Location
- 300 Moraga Road Moraga, California 94556 United States 37°52′01″N 122°07′37″W﻿ / ﻿37.86694°N 122.12694°W

Information
- School type: Public high school
- Established: 1962
- School district: Acalanes Union High School District
- CEEB code: 052058
- NCES School ID: 060165000033
- Principal: Robyn Harrison
- Teaching staff: 67.80 (FTE)
- Grades: 9–12
- Enrollment: 1,340 (2024-2025)
- Student to teacher ratio: 19.76
- Colors: Navy blue and red
- Mascot: Cougar
- Newspaper: The Claw
- Website: Official website

= Campolindo High School =

Public high school in California, United States

Campolindo High School is a public high school located in Moraga, California, United States, and is in the Acalanes Union High School District.

In 2022, Campolindo was ranked 27th in California (and 221st nationally) by U.S. News & World Report.

== Athletics ==

The Campolindo Cougars have programs in men's football, men's/women's volleyball, men's/women's basketball, men's baseball, men's/women's water polo, men's/women's cross country, men's/women's track and field, men's/women's tennis men's/women's swimming and diving, men's/women's soccer, and wrestling.

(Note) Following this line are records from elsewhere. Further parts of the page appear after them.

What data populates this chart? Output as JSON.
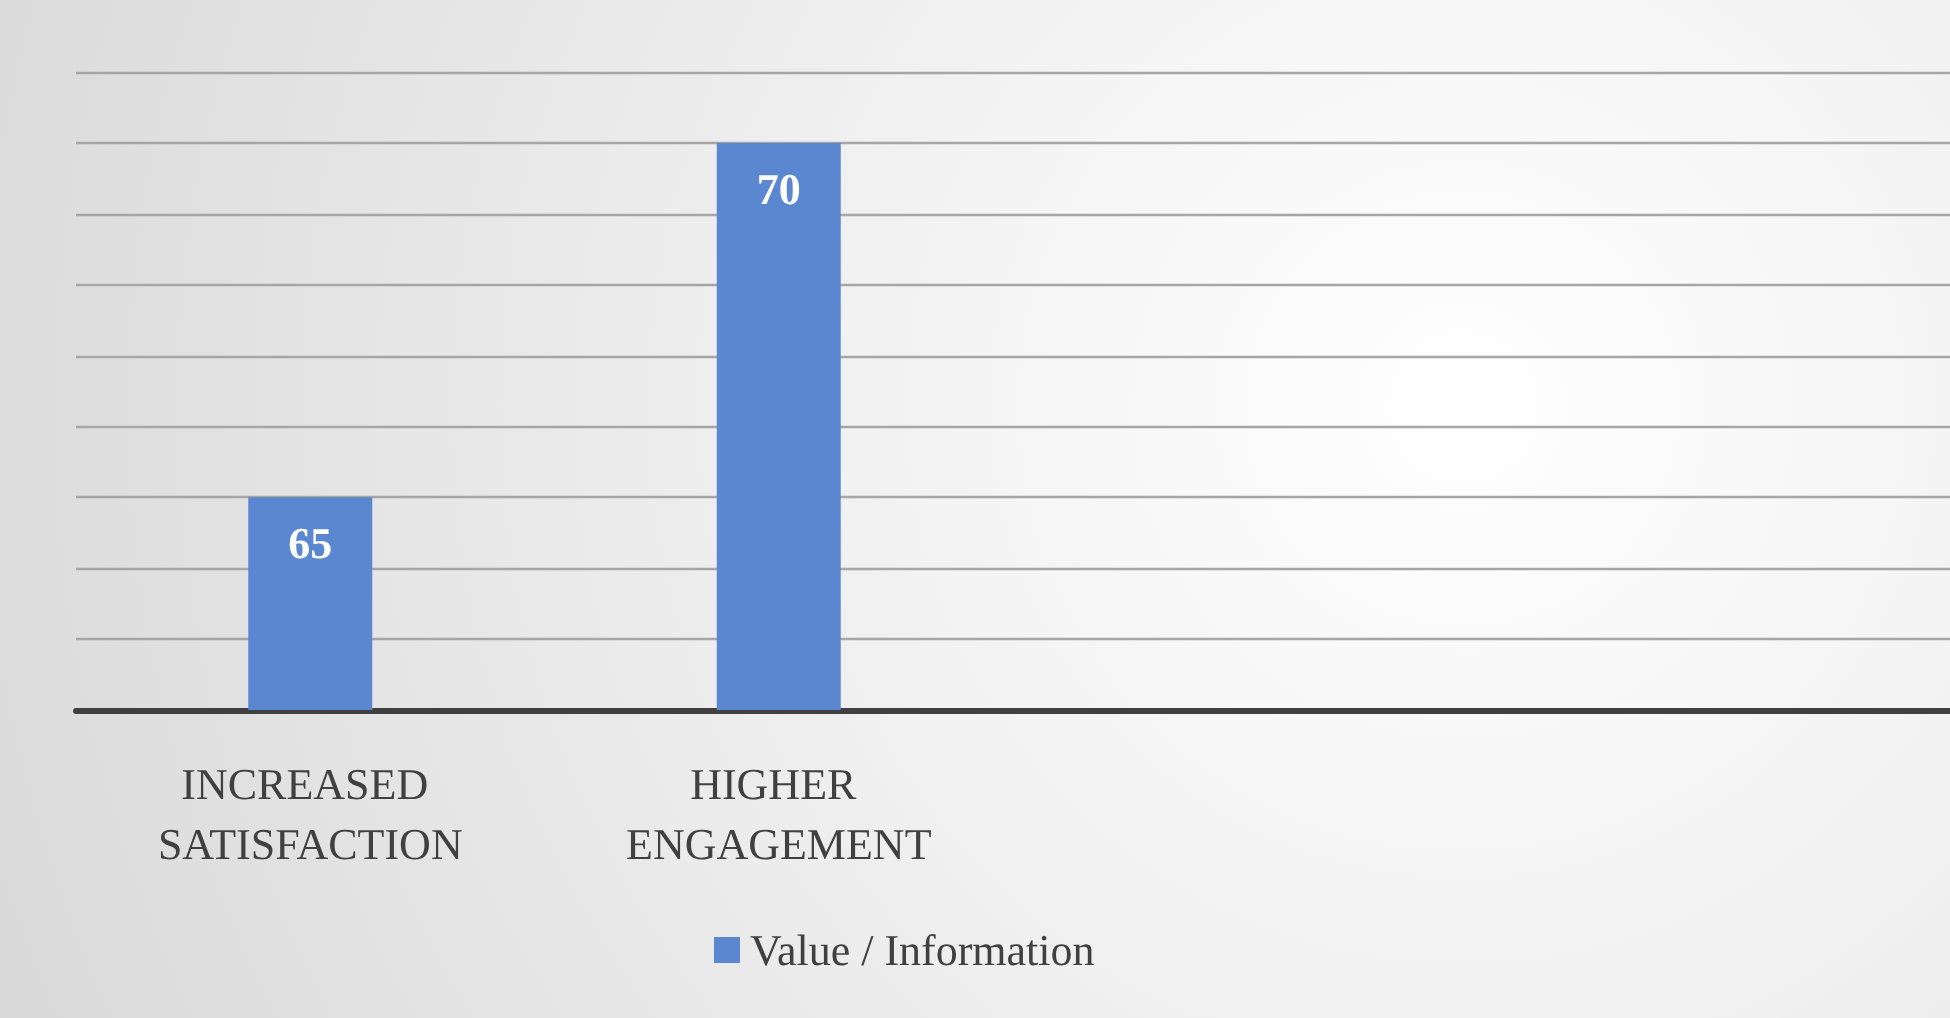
{
  "chart_data": {
    "type": "bar",
    "categories": [
      "INCREASED SATISFACTION",
      "HIGHER ENGAGEMENT",
      null,
      null
    ],
    "series": [
      {
        "name": "Value / Information",
        "color": "#5b87d0",
        "values": [
          65,
          70,
          null,
          null
        ]
      }
    ],
    "ylim": [
      62,
      71
    ],
    "yticks": [
      {
        "value": 62,
        "label": null
      },
      {
        "value": 63,
        "label": null
      },
      {
        "value": 64,
        "label": null
      },
      {
        "value": 65,
        "label": null
      },
      {
        "value": 66,
        "label": null
      },
      {
        "value": 67,
        "label": null
      },
      {
        "value": 68,
        "label": null
      },
      {
        "value": 69,
        "label": null
      },
      {
        "value": 70,
        "label": null
      },
      {
        "value": 71,
        "label": null
      }
    ],
    "grid": true,
    "legend": "bottom",
    "tick_labels": "x",
    "data_labels": true
  }
}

The women's cross-country team has won seven CIF state championships (2001, 2010, 2013, 2017, 2019, 2021, 2022).
The football team has won two CIF state championships (2014, 2016).
The men's basketball team has won two CIF state championships (2019, 2020 (co-champions)). The men's cross-country team has won three CIF state championships (2019, 2024, 2025).

Campo has been named the division III school of the year seven times by Cal-Hi Sports, in 2005, 2011, 2012, 2015, 2019, 2020 (D2), and 2022.

== Notable alumni ==

- Conrad Bassett-Bouchard, professional Scrabble player
- Matt Biondi, Olympic swimmer
- Rob Bisel, music producer
- Stephen Bishop, actor
- Alex Breaux, actor
- Paul Faries, professional baseball player
- Sven Gamsky (Still Woozy), musician
- Chip Hale, professional baseball player and coach
- Cary and Michael Huang, animators and YouTubers.
- Erika Henningsen, actress
- Herbie Herbert, music manager and musician
- Jennifer Ketcham (Penny Flame), reality TV star, author, blogger, and adult film actress and director
- Nina LaCour, author
- Aidan Mahaney, basketball player
- James Marvel, minor league baseball player
- Cameron Ochs, musician
- Bryce Pinkham, actor
- Aaron Poreda, professional baseball player
- Stephen Robinson, astronaut
- Peter Rocca, Olympic swimmer
- Carey Schueler, first woman ever drafted by a Major League Baseball team
- Jeff Stevens, professional baseball player
- Giorgio Tavecchio, American football player
- John Torchio, American football player
- Kim Vandenberg, Olympic swimmer
- Peter Varellas, Olympic water polo player
- Jon Zuber, professional baseball player

===Notable staff===
- Wayne Franklin, a former professional baseball player, coached the baseball team from 2015 to 2016.